Pendant mes quatre participations (la saison 4 a été tournée fin mars début avril, il s’agira donc, ce soir, d’une diffusion en différé, ndlr), j’ai ciblé trois caractéristiques importantes et une dernière essentielle. Toutes ne sont pas directement en lien avec l’escalade, mais un bon grimpeur possède généralement les quatre.
- L’agilité : disons qu’il en faut un minimum. Ce n’est pas nécessaire d’être ultra agile, mais ça aide, surtout sur les premiers parcours où certains obstacles sont orientés là-dessus. Celui qui fait un peu de montagne n’a généralement pas trop de problèmes.
- La capacité de se balancer efficacement : c’est parfois sur ce point que les grimpeurs sont un peu défaillants. Prendre un bon élan et avoir le bon timing, c’est essentiel pour certains obstacles. Plusieurs très forts grimpeurs sont tombés dans ce genre de situation.
- Le grip et la force dans les bras : c’est là où le fait de pratiquer l’escalade est un gros avantage, surtout en finale. Autant les qualifications et les demi ne sont pas trop dures physiquement, autant la finale est un enchaînement de parcours très physique, particulièrement pour les bras. Généralement les bons grimpeurs ont un rapport poids/puissance bien au-dessus de la moyenne, ce qui aide énormément pour passer les obstacles malgré la fatigue accumulée.

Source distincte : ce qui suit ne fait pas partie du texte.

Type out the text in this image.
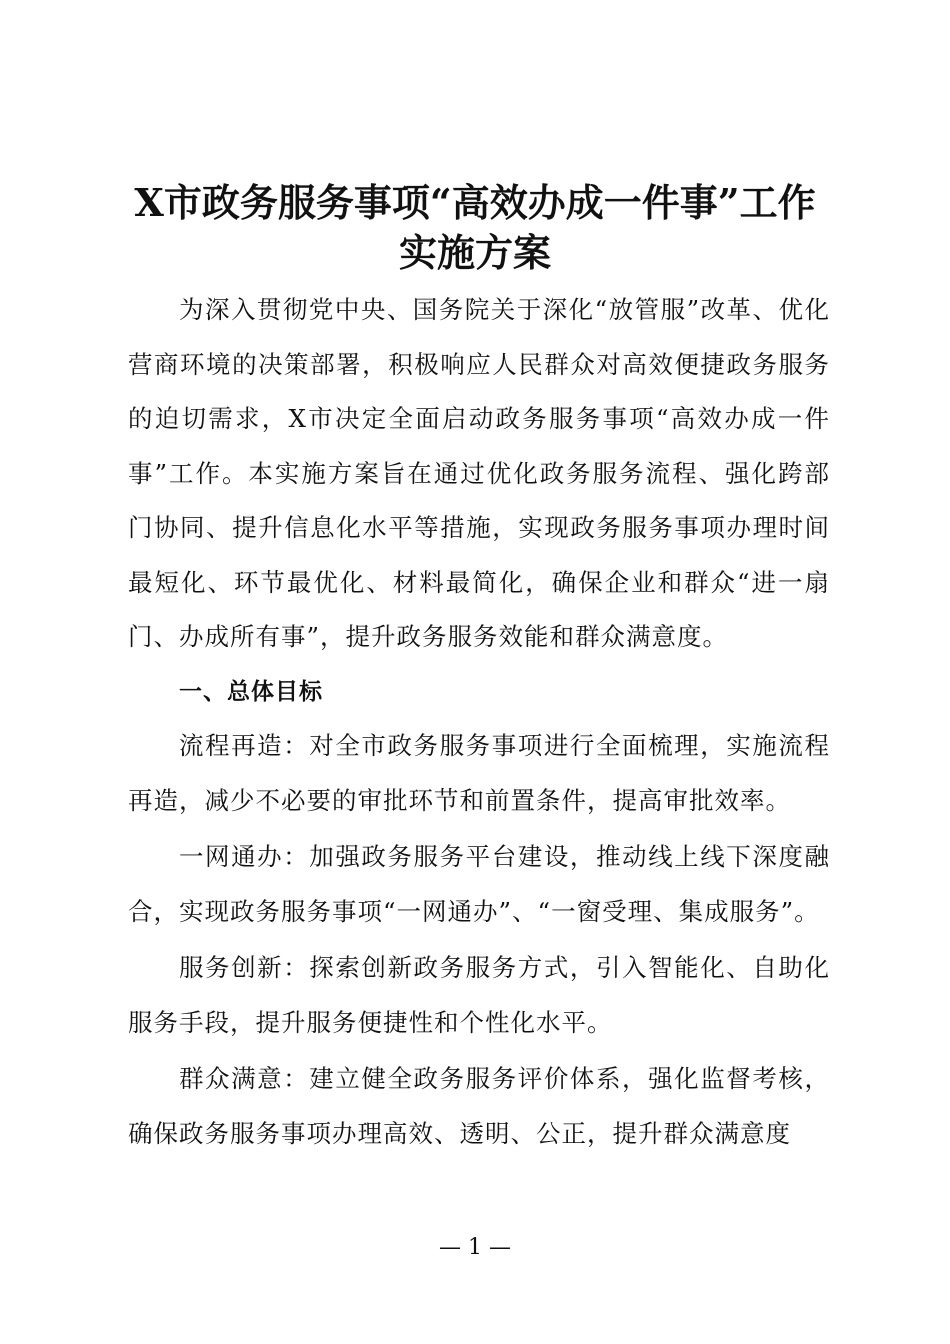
X市政务服务事项“高效办成一件事”工作
实施方案

为深入贯彻党中央、国务院关于深化“放管服”改革、优化营商环境的决策部署，积极响应人民群众对高效便捷政务服务的迫切需求，X市决定全面启动政务服务事项“高效办成一件事”工作。本实施方案旨在通过优化政务服务流程、强化跨部门协同、提升信息化水平等措施，实现政务服务事项办理时间最短化、环节最优化、材料最简化，确保企业和群众“进一扇门、办成所有事”，提升政务服务效能和群众满意度。

一、总体目标

流程再造：对全市政务服务事项进行全面梳理，实施流程再造，减少不必要的审批环节和前置条件，提高审批效率。

一网通办：加强政务服务平台建设，推动线上线下深度融合，实现政务服务事项“一网通办”、“一窗受理、集成服务”。

服务创新：探索创新政务服务方式，引入智能化、自助化服务手段，提升服务便捷性和个性化水平。

群众满意：建立健全政务服务评价体系，强化监督考核，确保政务服务事项办理高效、透明、公正，提升群众满意度

— 1 —
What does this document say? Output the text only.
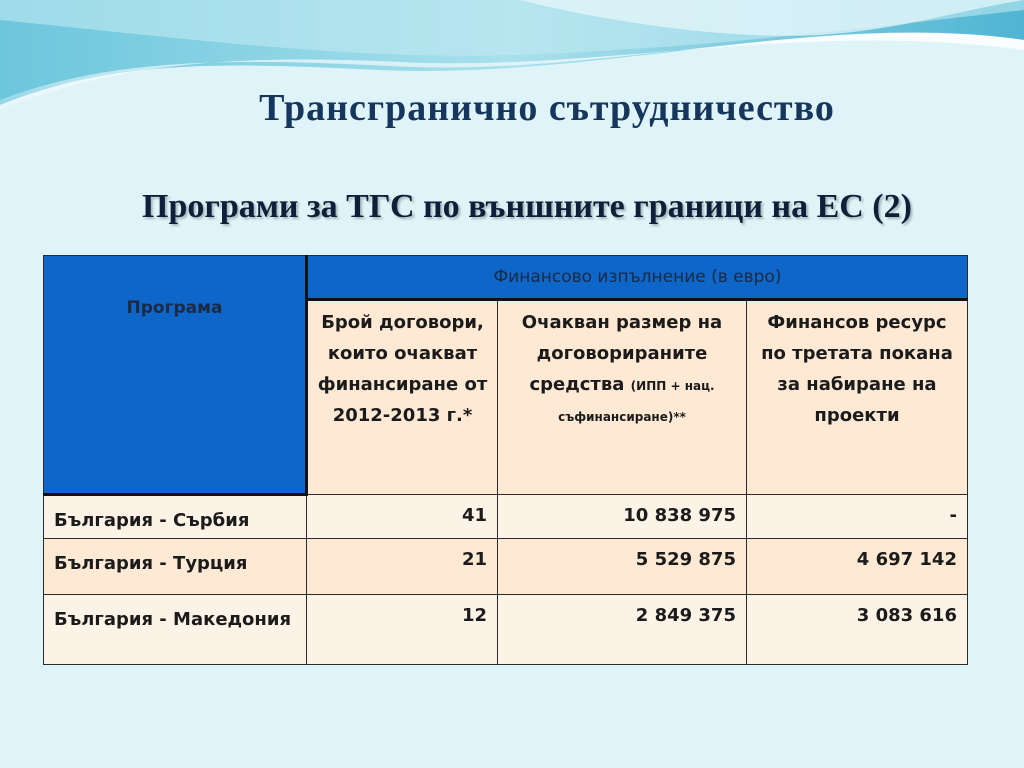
Трансгранично сътрудничество
Програми за ТГС по външните граници на ЕС (2)
Програма	Финансово изпълнение (в евро)		
	Брой договори, които очакват финансиране от 2012-2013 г.*	Очакван размер на договорираните средства (ИПП + нац. съфинансиране)**	Финансов ресурс по третата покана за набиране на проекти
България - Сърбия	41	10 838 975	-
България - Турция	21	5 529 875	4 697 142
България - Македония	12	2 849 375	3 083 616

- Enfin, le dernier point, sans doute le plus important de tous : la lecture du parcours. À titre personnel, je ne suis pas le plus fort fort physiquement ou techniquement, même si le fait de grimper depuis pas mal d’années m’aide. Je pense que c’est dans la lecture que j’arrive à tirer mon épingle du jeu. Il faut réussir à anticiper les obstacles, à imaginer où s’agripper ou comment il va bouger si c’est une échelle mouvante par exemple. Généralement les grimpeurs sont bons sur ce point : ils ont l’habitude de se projeter sur une jetée, sur la réception sur la prise, sur la position des pieds pour être plus efficaces, etc.
Néanmoins, faire de l’escalade n’est pas une garantie de réussite. Il ne faut pas être trop sûr de soi, il y a eu beaucoup de surprises de très forts concurrents qui sont tombés au premier ou au deuxième obstacle en pensant que ce serait facile.
Sans spoiler, que doit-on attendre de la grande finale de ce soir ?
C’est probablement la meilleure depuis le début de l’émission en France, car le montage est bien mieux réalisé cette année. Ça rend l’émission plus intéressante à regarder, selon moi. Et, s’agissant de la finale, le scénario est fou. Les spectateurs devraient apprécier.
Retrouvez l’émission, ce soir, sur TF1, à 21h05.